Are natural language specifications useful?

ARM logo In my efforts to create a formal specification of the Arm architecture, I have focussed on the parts written in “pseudocode”. I have reverse engineered the ASL language hiding inside the pseudocode to create a formal, executable specification that I can execute and test. In the process, I have tended to ignore all the natural language prose that makes up the bulk of the 6,000 page Arm Architecture Reference Manual. In defiance of Betteridge’s Law, this article is going to explain how I finally found a use for all that prose.
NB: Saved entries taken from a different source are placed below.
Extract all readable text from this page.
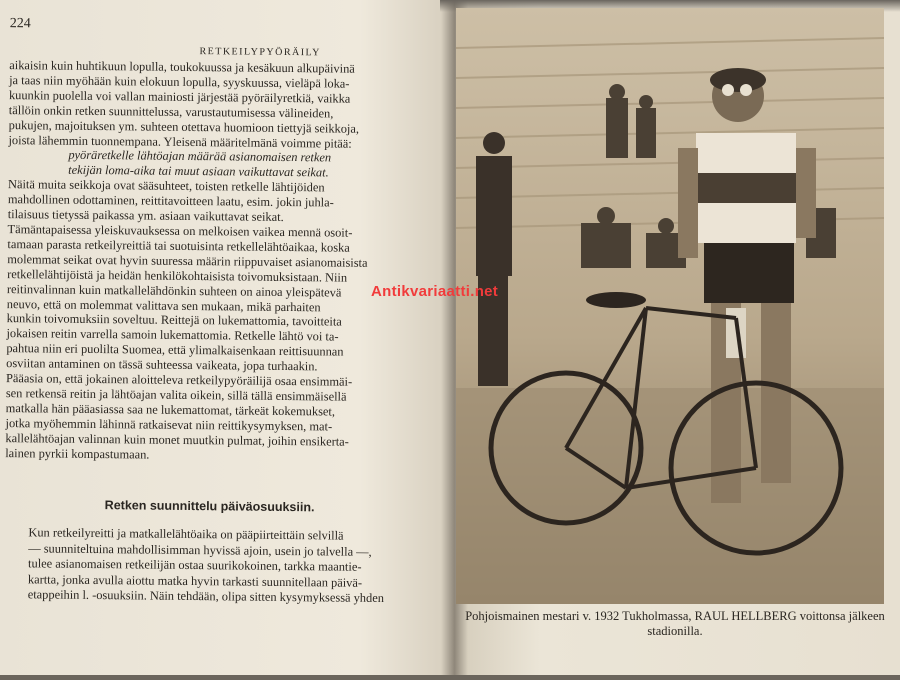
224
RETKEILYPYÖRÄILY

aikaisin kuin huhtikuun lopulla, toukokuussa ja kesäkuun alkupäivinä

ja taas niin myöhään kuin elokuun lopulla, syyskuussa, vieläpä loka-

kuunkin puolella voi vallan mainiosti järjestää pyöräilyretkiä, vaikka

tällöin onkin retken suunnittelussa, varustautumisessa välineiden,

pukujen, majoituksen ym. suhteen otettava huomioon tiettyjä seikkoja,

joista lähemmin tuonnempana. Yleisenä määritelmänä voimme pitää:

pyöräretkelle lähtöajan määrää asianomaisen retken

tekijän loma-aika tai muut asiaan vaikuttavat seikat.

Näitä muita seikkoja ovat sääsuhteet, toisten retkelle lähtijöiden

mahdollinen odottaminen, reittitavoitteen laatu, esim. jokin juhla-

tilaisuus tietyssä paikassa ym. asiaan vaikuttavat seikat.

Tämäntapaisessa yleiskuvauksessa on melkoisen vaikea mennä osoit-

tamaan parasta retkeilyreittiä tai suotuisinta retkellelähtöaikaa, koska

molemmat seikat ovat hyvin suuressa määrin riippuvaiset asianomaisista

retkellelähtijöistä ja heidän henkilökohtaisista toivomuksistaan. Niin

reitinvalinnan kuin matkallelähdönkin suhteen on ainoa yleispätevä

neuvo, että on molemmat valittava sen mukaan, mikä parhaiten

kunkin toivomuksiin soveltuu. Reittejä on lukemattomia, tavoitteita

jokaisen reitin varrella samoin lukemattomia. Retkelle lähtö voi ta-

pahtua niin eri puolilta Suomea, että ylimalkaisenkaan reittisuunnan

osviitan antaminen on tässä suhteessa vaikeata, jopa turhaakin.

Pääasia on, että jokainen aloitteleva retkeilypyöräilijä osaa ensimmäi-

sen retkensä reitin ja lähtöajan valita oikein, sillä tällä ensimmäisellä

matkalla hän pääasiassa saa ne lukemattomat, tärkeät kokemukset,

jotka myöhemmin lähinnä ratkaisevat niin reittikysymyksen, mat-

kallelähtöajan valinnan kuin monet muutkin pulmat, joihin ensikerta-

lainen pyrkii kompastumaan.

Retken suunnittelu päiväosuuksiin.

Kun retkeilyreitti ja matkallelähtöaika on pääpiirteittäin selvillä

— suunniteltuina mahdollisimman hyvissä ajoin, usein jo talvella —,

tulee asianomaisen retkeilijän ostaa suurikokoinen, tarkka maantie-

kartta, jonka avulla aiottu matka hyvin tarkasti suunnitellaan päivä-

etappeihin l. -osuuksiin. Näin tehdään, olipa sitten kysymyksessä yhden

Pohjoismainen mestari v. 1932 Tukholmassa, RAUL HELLBERG voittonsa jälkeen
stadionilla.
Antikvariaatti.net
(This post is based on some of the ideas in my forthcoming OOPSLA 2017 paper “Who guards the guards? Formal Validation of the Arm v8-M Architecture Specification”.)

A thought experiment

Suppose that last year I did a really careful audit of the architecture specification and checked that every privileged register had an appropriate check preventing access from unprivileged code. I find a couple of minor problems in the architecture specification and fix them; I worry that these problems had not been caught by the tests we run on processors (and also on the architecture spec) so I get the test team to write extra tests; and I worry that the formal verification team had also missed these problems so I work with them to update the formal testbench. With that all taken care of, I congratulate myself on making the specification that little bit better and for taking the extra care required to get the fixes into the verification frameworks. I celebrate with a tall glass of ginger ale.

Now, this year, I have a new task: adding a really cool set of instructions that greatly increases performance. With all my focus on achieving performance improvements, I don’t notice that one of the new instructions can read one of those privileged registers, even if the processor is in unprivileged mode.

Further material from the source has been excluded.